En este parte voy a desmentir 2 post: La resurreción de Jesús y sus evangelios, y Pruebas de la existencia de Jesús.






Normalmente me levanto los fines de semana para ver las buenas nuevas, falsas o verdades, de lo que nos tienen las plataformas sociales siendo uno de ellos TARINGA! y resulta que, de pronto, los cristianos se han animado en "probar" la existencia de Jesús y su resurrección; sí, hablo de aquel que crucificaron hace 2000 mil años que decía ser hijo de un todopoderoso y producto de una bizarra y macabra relación entre una paloma y una vrigen. Y como consecuencia de la aparición de este personaje tenemos a los cristianos hoy en día defendiendo su existencia... A lo que yo les pregunto:
¿Por qué siendo Jesús, un personaje tan importante y habiendo hecho proezas increíbles como caminar sobre el agua, convertir el agua en vino y sanar enfermos, por qué no han escrito sobre él los más grandes historiadores de aquellos tiempos? No olvidemos que los personajes que hacen grandes proezas se mencionan por muchas décadas porque han dejado huellas avaladas con escritos de los mismos que están ahí. La iglesia dice que sí lo han hecho y escriben un montón de libros para convercer de esta forma a los fanáticos religiosos y que estos lo utilicen como medios de propagandas baratas en la radio, revistas, periódicos, internet, televisión, etc; y esto con el único fin de atraer a más seguidores y, para que de forma indirecta, amarrar dinero en masa. Pero seamos sinceros, hay que reconocer que los líderes cristianos saben hacer su trabajo. Siempre han sido unos maestros de la propaganda, unos expertos en el arte de manipular la realidad para adaptarla a sus propios fines. Y lo son, sobre todo, porque comprendieron muy pronto que lo que tenían que hacer era empezar por la base, inocular el virus en el momento en que somos más vulnerables: durante nuestra infancia. ¿O me equivoco?

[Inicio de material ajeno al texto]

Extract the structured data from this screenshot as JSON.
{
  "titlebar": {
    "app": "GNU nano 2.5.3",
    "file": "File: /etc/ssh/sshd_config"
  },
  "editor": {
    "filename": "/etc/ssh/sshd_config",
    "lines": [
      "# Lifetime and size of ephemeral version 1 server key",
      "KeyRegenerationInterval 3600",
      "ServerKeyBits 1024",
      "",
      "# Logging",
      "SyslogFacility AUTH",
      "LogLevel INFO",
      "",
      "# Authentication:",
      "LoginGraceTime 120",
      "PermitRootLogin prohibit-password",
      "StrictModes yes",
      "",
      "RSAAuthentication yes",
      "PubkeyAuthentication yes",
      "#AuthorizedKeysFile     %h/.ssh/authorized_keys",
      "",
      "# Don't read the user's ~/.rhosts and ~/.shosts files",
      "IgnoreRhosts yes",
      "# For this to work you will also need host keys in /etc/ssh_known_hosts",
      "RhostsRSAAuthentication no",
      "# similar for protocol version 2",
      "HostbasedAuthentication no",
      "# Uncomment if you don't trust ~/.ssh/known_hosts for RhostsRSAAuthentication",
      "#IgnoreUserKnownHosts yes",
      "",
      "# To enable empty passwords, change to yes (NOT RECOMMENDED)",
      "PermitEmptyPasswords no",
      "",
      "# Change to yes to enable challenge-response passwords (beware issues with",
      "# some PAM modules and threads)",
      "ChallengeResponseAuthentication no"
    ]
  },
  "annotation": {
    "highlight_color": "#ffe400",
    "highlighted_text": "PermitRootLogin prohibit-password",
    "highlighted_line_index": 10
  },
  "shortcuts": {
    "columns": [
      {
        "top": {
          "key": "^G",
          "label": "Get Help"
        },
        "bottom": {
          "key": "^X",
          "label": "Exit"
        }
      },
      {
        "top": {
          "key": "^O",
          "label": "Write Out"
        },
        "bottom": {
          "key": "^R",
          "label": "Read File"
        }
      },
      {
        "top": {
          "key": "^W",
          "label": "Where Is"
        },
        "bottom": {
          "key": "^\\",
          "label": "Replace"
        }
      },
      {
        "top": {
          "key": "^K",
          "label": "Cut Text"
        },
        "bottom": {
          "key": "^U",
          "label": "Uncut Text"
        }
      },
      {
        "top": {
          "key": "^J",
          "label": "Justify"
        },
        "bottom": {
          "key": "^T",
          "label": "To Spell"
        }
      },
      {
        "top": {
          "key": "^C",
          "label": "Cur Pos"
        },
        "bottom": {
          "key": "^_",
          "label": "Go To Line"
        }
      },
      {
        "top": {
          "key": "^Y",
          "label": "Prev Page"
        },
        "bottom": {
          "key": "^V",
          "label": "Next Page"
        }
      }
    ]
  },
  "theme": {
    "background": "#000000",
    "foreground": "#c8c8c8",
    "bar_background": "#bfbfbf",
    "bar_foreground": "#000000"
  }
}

Algunas veces los no creyentes, aceptan la existencia de un tal Jesús en aquellas épocas, pero antes que los cristianos se animen a tergiversarlo, déjenme decirles éstos que podrían aceptar la existencia de Jesús, pero como un líder de las múltiples sectas nacientes de aquel entonces y que el fenómeno del "todopoderoso" tiene que ser necesariamente una mentira. Pero sin embargo, ¿de verdad existió? La iglesia católica afirma que por supuesto existió, pero los historiadores de renombre ni siquiera lo mencionan con sus grandes azañas; pues en este caso, llegamos a un punto muerto, y digo esto solo por ser generoso Sin embargo, cada vez hay más investigadores de reconocida solvencia (reconocida por todos menos por los cristianos, por supuesto), como el historiador de las religiones Karlheinz Deschner, el teólogo Robert M, Prince, el escritor Richard Carrier... entre otros cientos que podría citar, que consideran que hay razones más que sobradas para dudar de la existencia de Jesús de Nazaret. Que afirman que no existe una sola evidencia histórica que sostenga su vida, que no es sino un mito, un personaje basado en héroes y dioses anteriores, una recopilación de las vidas y enseñanzas de diversos dioses y hombres santos que vivieron antes de la era cristiana, como Mitra, Krishna, Buda, Dionisos o Hércules. De hecho, y por poner solo un ejemplo, Mitra, dios persa, hindú y romano, nació de una virgen y en una cueva, un 25 de diciembre. ¡Ah! Y fue adorado por pastores, ¿Les suena de algo?... Bazinga!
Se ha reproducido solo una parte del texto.